The Directorate also manages the channeling of international cooperation resources in order to make diagnoses and implement measures in sectors related to international markets for hazardous products whose release affects both local ecosystems and the global environment.
This work includes the management of chemical substances known to be hazardous to human and environmental health under international standards (for example, Persistent Organic Pollutants - POPs); products whose release contributes to the depletion of the ozone layer (Ozone Depleting Substances - ODS), and hazardous wastes controlled at an international level. The Directorate has made progress in applying measures to control commercial transboundary movements of these wastes, and in promoting the management and elimination of products that the world has agreed should be replaced.
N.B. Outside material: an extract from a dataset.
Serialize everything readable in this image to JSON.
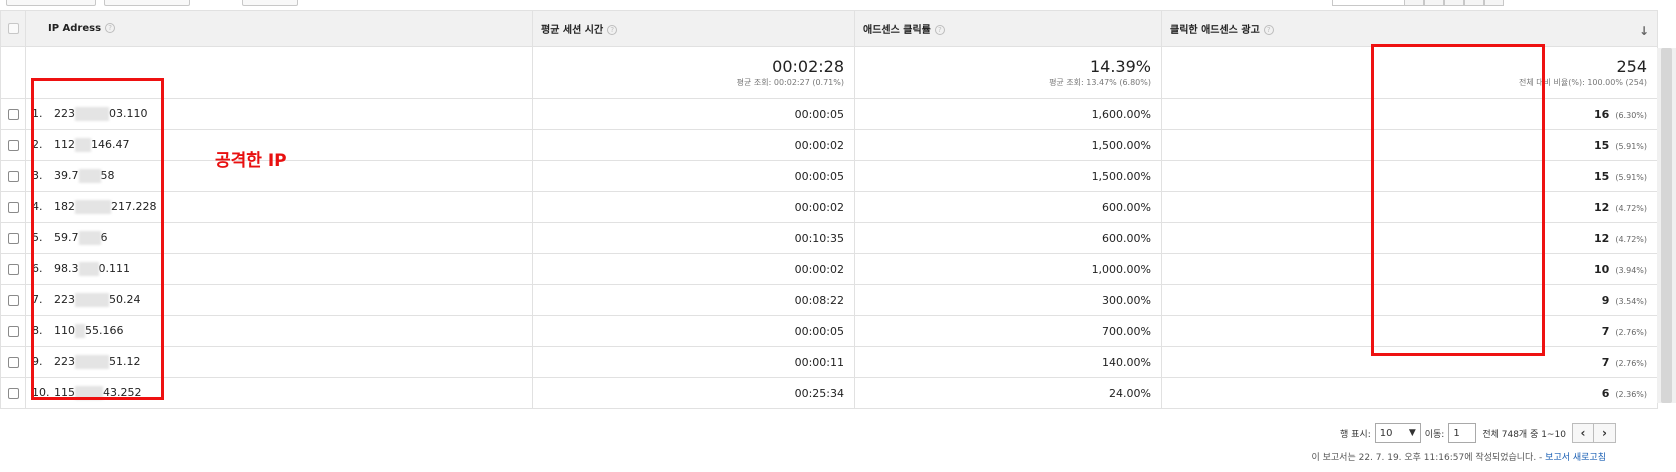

In accordance with Resolution 0997 of June 7, 2007, the Directorate has been organized into the following work groups for the purpose of fulfilling its management mission:
The Environmental Policy, Regulation and Quality Group.
The Sectoral Environmental Management Group.
The Technical Ozone Unit.
The Sanitary and Phytosanitary Measures Group.
Based on the foregoing, and within the framework of the new structure of the State and the 2007-2010 National Development Plan, "A Community State, Development for All", the Directorate provides fundamental support and serves as an essential link in the effort to comply with the goals of promoting Sustainable Economic Growth (promoting hydrocarbon and mining exploration and production; housing and construction; science, technology and innovation; competitiveness and development; trade policy; environmental sustainability; and the generation of employment); the Building of Social Equity (promoting the Solidarity Economy; Rural Social Management; development of MIPYMES (micro, small and medium enterprises) and environmental health), through the development of regional and sector potentialities.
The reader can obtain a more detailed description of the Ministry''s actions with respect to this subject of transcendental importance for the country and society in general, from the document "Construcción de una propuesta para la gestión ambiental sectorial orientada a las nuevas tendencias del desarrollo sostenible" ["Construction of a Proposal for Sectoral Environmental Management Directed at New Trends in Sustainable Development"].